Du masque aux gestes simples

Pour limiter ce risque, Linsey Marr donne plusieurs conseils. Elles tiennent parfois du bon-sens, comme le fait de ne pas s’enlacer si l’une des deux personnes présente des symptômes du Covid-19. Si ce n’est pas le cas, le fameux masque est chaudement conseillé pendant le câlin. En tournant la tête légèrement, on évite un contact trop étroit entre les deux visages mais aussi avec le creux de l’épaule, la destination par excellence des postillons lorsqu’on éternue. Il vaut mieux éviter les câlins avec les personnes fragiles (âgées ou immunodéprimées) mais si cela se fait quand même, soit on applique ces mesures de précaution, soit celles-ci peuvent nous prendre dans leurs bras en se plaçant dans notre dos, ce qui est encore mieux.

Interrogées par The Conversation, deux chercheuses en virologie de l’université de Griffith en Australie proposent aussi de limiter sa respiration pendant l’accolade, voire de la retenir. Une suggestion d’autant plus facile à appliquer que de toute façon, ce moment de contact devrait être d’une durée relativement courte. «Si le geste est bref, ça ne représente pas beaucoup de risque», estime Christian L. Jacob. «Si vous ne parlez pas ou ne toussez pas en vous étreignant, le risque devrait être très faible», confirme d’ailleurs Linsey Marr au journal new-yorkais. Et évidemment, il vaut mieux se laver ou se désinfecter les mains, avant et après le câlin.

Dernière recommandation: l’accolade est encore moins problématique lorsqu’elle est réalisée en extérieur, comme le confirme à La Presse Caroline Quach, pédiatre et microbiologiste-infectiologue au CHU Sainte-Justine de Montréal. Elle explique que de la sorte, les microparticules qui émanent de la respiration sont facilement évacuées par les courants d’air.

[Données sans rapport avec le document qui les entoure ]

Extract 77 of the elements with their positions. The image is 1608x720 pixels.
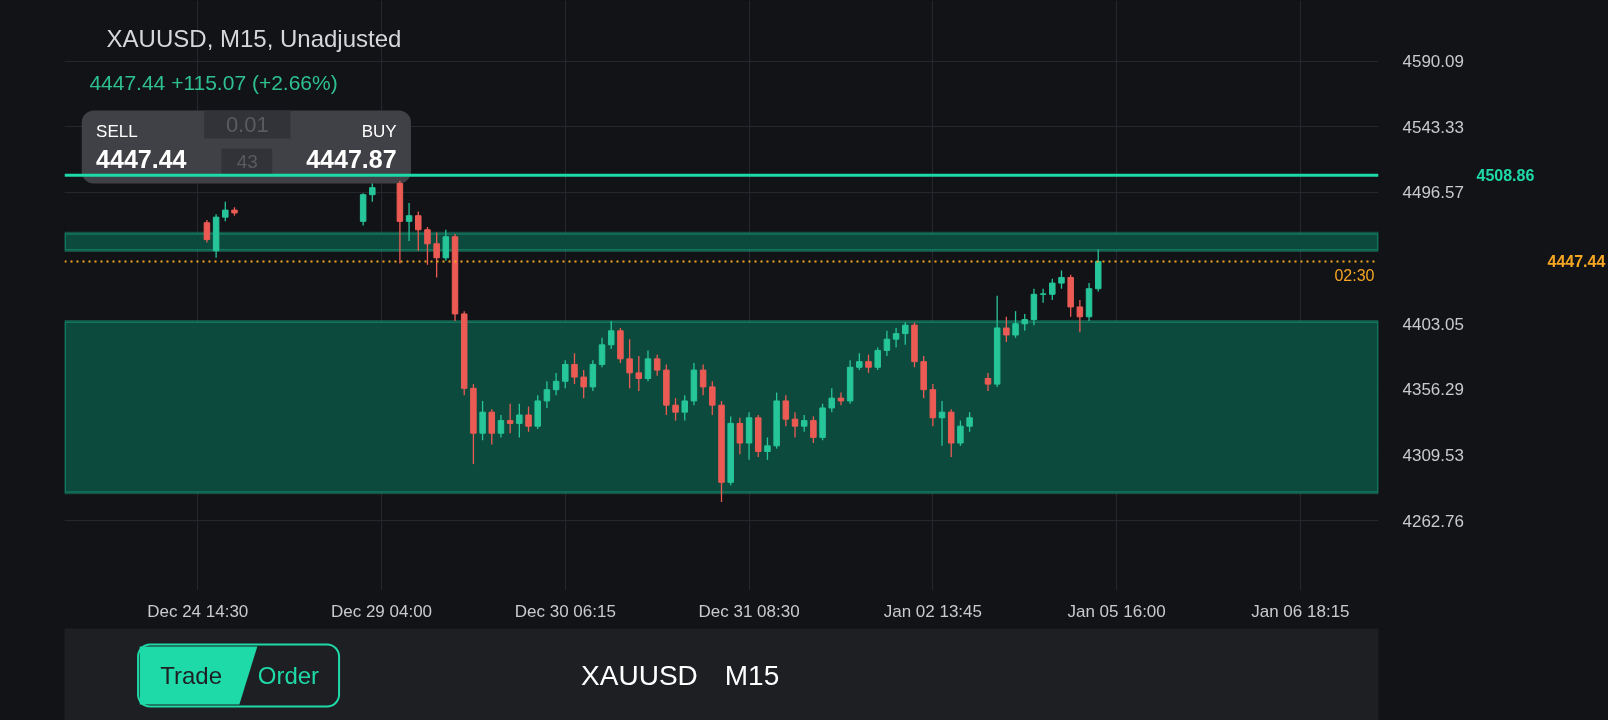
y-tick-label: 4543.33 — [1402, 117, 1464, 137]
candlestick — [488, 408, 496, 446]
x-tick-label: Jan 06 18:15 — [1251, 601, 1350, 621]
annotation: BUY — [361, 122, 397, 141]
text: 4447.44 +115.07 (+2.66%) — [89, 71, 338, 94]
candlestick — [543, 380, 551, 409]
y-tick-label: 4262.76 — [1402, 511, 1464, 531]
candlestick — [764, 436, 771, 461]
x-tick-label: Dec 24 14:30 — [147, 601, 249, 621]
candlestick — [442, 229, 450, 262]
candlestick — [902, 321, 909, 346]
x-tick-label: Jan 02 13:45 — [883, 601, 982, 621]
candlestick — [892, 327, 900, 349]
candlestick — [1012, 310, 1019, 339]
candlestick — [1003, 316, 1010, 343]
x-tick-label: Jan 05 16:00 — [1067, 601, 1166, 621]
candlestick — [672, 397, 679, 422]
candlestick — [433, 231, 440, 279]
candlestick — [562, 359, 569, 389]
candlestick — [598, 337, 606, 368]
y-tick-label: 4590.09 — [1402, 52, 1464, 72]
candlestick — [497, 414, 505, 439]
candlestick — [589, 359, 597, 392]
text: Order — [257, 662, 320, 689]
candlestick — [644, 349, 652, 382]
candlestick — [791, 411, 799, 439]
x-tick-label: Dec 29 04:00 — [330, 601, 433, 621]
text: XAUUSD — [581, 660, 698, 691]
candlestick — [506, 403, 514, 434]
candlestick — [479, 400, 486, 441]
annotation: 4447.44 — [96, 144, 187, 173]
candlestick — [709, 380, 716, 416]
candlestick — [607, 320, 615, 350]
candlestick — [571, 352, 578, 385]
candlestick — [865, 353, 872, 374]
candlestick — [966, 411, 973, 433]
annotation: 02:30 — [1334, 267, 1375, 285]
annotation: 4447.87 — [306, 144, 397, 173]
candlestick — [810, 415, 817, 444]
candlestick — [580, 369, 587, 399]
candlestick — [516, 403, 523, 439]
candlestick — [699, 363, 707, 396]
candlestick — [681, 394, 688, 422]
candlestick — [782, 394, 790, 427]
annotation: SELL — [96, 122, 138, 141]
candlestick — [1076, 299, 1084, 333]
text: Trade — [160, 662, 223, 689]
text: XAUUSD, M15, Unadjusted — [106, 25, 402, 52]
x-tick-label: Dec 31 08:30 — [698, 601, 800, 621]
y-tick-label: 4403.05 — [1402, 314, 1464, 334]
y-tick-label: 4496.57 — [1402, 183, 1464, 203]
candlestick — [405, 202, 413, 242]
candlestick — [984, 372, 992, 392]
candlestick — [552, 372, 560, 396]
candlestick — [1049, 278, 1056, 301]
candlestick — [653, 353, 661, 377]
candlestick — [525, 405, 532, 433]
candlestick — [1039, 288, 1047, 304]
candlestick — [222, 201, 229, 222]
candlestick — [957, 419, 964, 447]
x-tick-label: Dec 30 06:15 — [514, 601, 616, 621]
text: M15 — [724, 660, 780, 691]
candlestick — [635, 355, 643, 392]
candlestick — [424, 226, 431, 266]
candlestick — [874, 346, 881, 371]
candlestick — [883, 330, 891, 357]
candlestick — [203, 219, 211, 244]
candlestick — [736, 417, 744, 455]
ref-line-label: 4447.44 — [1547, 253, 1606, 271]
y-tick-label: 4309.53 — [1402, 445, 1464, 465]
y-tick-label: 4356.29 — [1402, 380, 1464, 400]
candlestick — [369, 182, 376, 203]
candlestick — [626, 338, 633, 389]
ref-line-label: 4508.86 — [1476, 167, 1535, 185]
candlestick — [828, 387, 836, 413]
candlestick — [415, 210, 422, 252]
candlestick — [1058, 269, 1065, 290]
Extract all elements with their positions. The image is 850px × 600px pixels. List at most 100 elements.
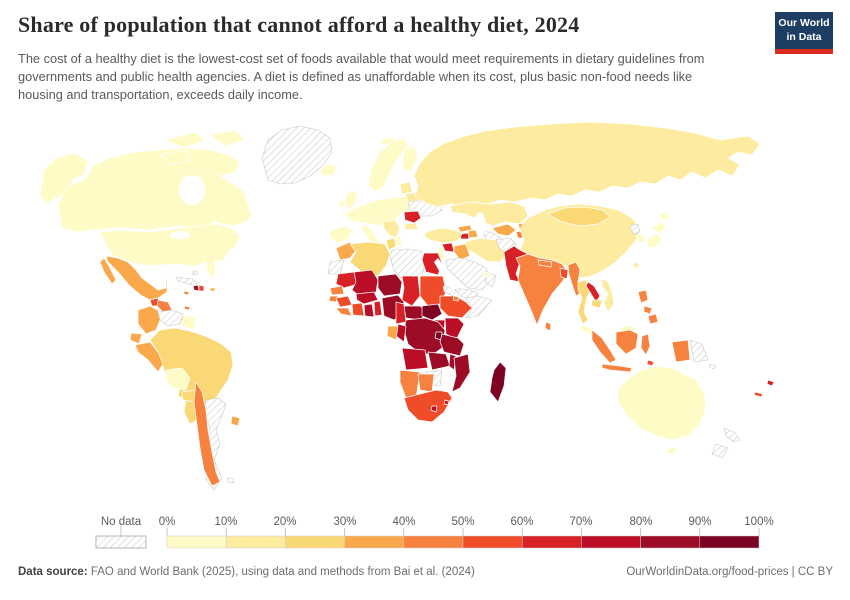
country-iraq[interactable] bbox=[453, 243, 471, 261]
country-mexico[interactable] bbox=[105, 255, 168, 301]
country-haiti[interactable] bbox=[192, 284, 200, 292]
country-turkey[interactable] bbox=[423, 227, 463, 244]
owid-link[interactable]: OurWorldinData.org/food-prices | CC BY bbox=[626, 566, 833, 578]
country-indonesia-sumatra[interactable] bbox=[591, 329, 617, 364]
country-guinea-bissau[interactable] bbox=[328, 295, 339, 303]
country-indonesia-papua[interactable] bbox=[671, 339, 691, 363]
country-spain[interactable] bbox=[328, 225, 353, 244]
country-algeria[interactable] bbox=[349, 241, 391, 277]
country-ghana[interactable] bbox=[363, 303, 375, 318]
country-chile[interactable] bbox=[193, 381, 221, 487]
country-uruguay[interactable] bbox=[230, 415, 241, 427]
country-bolivia[interactable] bbox=[165, 367, 191, 391]
country-chad[interactable] bbox=[401, 275, 421, 307]
country-dominican-republic[interactable] bbox=[198, 284, 205, 292]
country-papua-new-guinea[interactable] bbox=[689, 339, 709, 363]
country-uzbekistan[interactable] bbox=[491, 223, 517, 237]
country-india[interactable] bbox=[515, 253, 569, 326]
country-guinea[interactable] bbox=[335, 295, 353, 308]
country-north-korea[interactable] bbox=[629, 223, 641, 235]
country-canada-arctic-islands[interactable] bbox=[159, 129, 246, 166]
country-australia[interactable] bbox=[617, 365, 707, 441]
country-uae[interactable] bbox=[482, 271, 491, 278]
country-tunisia[interactable] bbox=[385, 237, 397, 251]
country-alaska[interactable] bbox=[39, 152, 89, 205]
country-togo-benin[interactable] bbox=[373, 300, 383, 317]
country-armenia[interactable] bbox=[459, 232, 470, 240]
country-botswana[interactable] bbox=[417, 373, 435, 393]
country-new-zealand[interactable] bbox=[711, 427, 741, 459]
country-saudi-arabia[interactable] bbox=[445, 257, 491, 291]
country-tasmania[interactable] bbox=[666, 447, 677, 456]
country-kenya[interactable] bbox=[444, 317, 465, 341]
country-mexico-baja[interactable] bbox=[99, 257, 117, 285]
country-djibouti[interactable] bbox=[452, 295, 460, 302]
country-usa[interactable] bbox=[99, 223, 241, 281]
country-angola[interactable] bbox=[401, 347, 429, 371]
country-romania[interactable] bbox=[403, 210, 422, 224]
country-kazakhstan[interactable] bbox=[449, 201, 529, 227]
country-russia[interactable] bbox=[413, 121, 761, 208]
country-dr-congo[interactable] bbox=[403, 317, 446, 356]
country-taiwan[interactable] bbox=[632, 261, 640, 270]
country-new-caledonia[interactable] bbox=[753, 391, 764, 398]
country-trinidad[interactable] bbox=[183, 305, 191, 311]
country-tanzania[interactable] bbox=[439, 333, 465, 357]
country-sri-lanka[interactable] bbox=[544, 321, 552, 332]
country-baltics[interactable] bbox=[399, 181, 413, 195]
country-finland[interactable] bbox=[401, 145, 419, 173]
country-south-sudan[interactable] bbox=[421, 303, 443, 321]
country-georgia[interactable] bbox=[457, 224, 473, 233]
country-namibia[interactable] bbox=[399, 369, 421, 399]
country-solomon-islands[interactable] bbox=[708, 363, 717, 370]
country-timor-leste[interactable] bbox=[646, 359, 655, 367]
country-guyana-suriname[interactable] bbox=[181, 314, 197, 331]
country-cuba[interactable] bbox=[175, 276, 199, 286]
country-balkans[interactable] bbox=[382, 219, 401, 239]
country-united-kingdom[interactable] bbox=[344, 189, 358, 211]
country-mozambique[interactable] bbox=[451, 353, 471, 393]
country-venezuela[interactable] bbox=[157, 309, 184, 327]
country-lesotho[interactable] bbox=[430, 405, 438, 413]
country-mongolia[interactable] bbox=[547, 206, 611, 227]
country-egypt[interactable] bbox=[421, 252, 443, 276]
country-vietnam[interactable] bbox=[601, 277, 615, 313]
country-ecuador[interactable] bbox=[129, 332, 143, 345]
country-cote-divoire[interactable] bbox=[351, 302, 365, 317]
country-falklands[interactable] bbox=[226, 477, 235, 484]
country-puerto-rico[interactable] bbox=[209, 287, 216, 292]
country-zambia[interactable] bbox=[427, 351, 451, 371]
country-senegal[interactable] bbox=[329, 285, 345, 296]
legend-nodata-swatch[interactable] bbox=[95, 535, 147, 549]
country-sierra-leone-liberia[interactable] bbox=[335, 307, 353, 317]
country-south-korea[interactable] bbox=[635, 233, 646, 244]
country-fiji[interactable] bbox=[766, 379, 775, 387]
country-bangladesh[interactable] bbox=[559, 267, 569, 280]
country-burkina-faso[interactable] bbox=[355, 291, 379, 305]
legend-color-bar[interactable] bbox=[166, 535, 760, 549]
country-nepal[interactable] bbox=[537, 259, 553, 268]
country-ireland[interactable] bbox=[337, 199, 345, 208]
country-philippines[interactable] bbox=[637, 289, 659, 325]
country-azerbaijan[interactable] bbox=[467, 229, 479, 239]
country-somalia[interactable] bbox=[465, 295, 493, 319]
country-madagascar[interactable] bbox=[489, 361, 507, 403]
country-western-sahara[interactable] bbox=[327, 259, 345, 275]
country-iceland[interactable] bbox=[319, 163, 338, 177]
country-cambodia[interactable] bbox=[591, 299, 603, 309]
country-niger[interactable] bbox=[377, 273, 403, 297]
country-iran[interactable] bbox=[464, 237, 509, 263]
country-mauritania[interactable] bbox=[335, 271, 359, 289]
country-indonesia-borneo[interactable] bbox=[615, 329, 639, 355]
country-norway-sweden[interactable] bbox=[367, 137, 409, 193]
country-greenland[interactable] bbox=[261, 125, 333, 185]
country-bahamas[interactable] bbox=[191, 270, 199, 276]
country-cameroon[interactable] bbox=[395, 301, 407, 325]
country-jamaica[interactable] bbox=[183, 290, 190, 296]
country-canada[interactable] bbox=[57, 147, 253, 233]
country-peru[interactable] bbox=[134, 341, 164, 373]
country-eswatini[interactable] bbox=[443, 399, 450, 406]
country-colombia[interactable] bbox=[137, 305, 161, 335]
country-japan[interactable] bbox=[646, 211, 670, 249]
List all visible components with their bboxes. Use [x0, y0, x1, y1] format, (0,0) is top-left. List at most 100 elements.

Le câlin, un médicament anti-dépression

Pour autant, ces experts rappellent que si le risque représenté par les câlins peut être limité, il existe toujours. Il vaut donc mieux éviter tout contact dans l’absolu. Mais les psychologues insistent pour rappeler l’importance de ce type de rapport pour la santé mentale de la population, surtout après presque deux ans de crise sanitaire. «Les humains ont des voies cérébrales spécifiquement dédiées à la détection des contacts affectueux», explique au New York Times Johannes Eichstaedt, spécialiste des sciences sociales et de psychologie. Des rapports essentiels pour que nous nous sentions «en sécurité, que nous sommes aimés et que nous ne sommes pas seuls».

Une nouvelle étude publiée en novembre 2021 par des psychologues de l’Université de Londres attestent à nouveau des bienfaits de l’accolade. Selon eux, pour en maximiser les bienfaits psychologiques, il faut qu’elle dure au moins cinq secondes. En-dessous de trois secondes, elle provoque un effet frustrant. Petite précision: cette étude a été réalisée dans les conditions précédant l’arrivée du Covid-19. Autrement dit, cinq secondes, c’est bien pour la santé mentale. Après, du point de vue des experts sanitaires, si l’expérience n’est pas raccourcie, il vaut mieux ne pas la faire durer plus longtemps.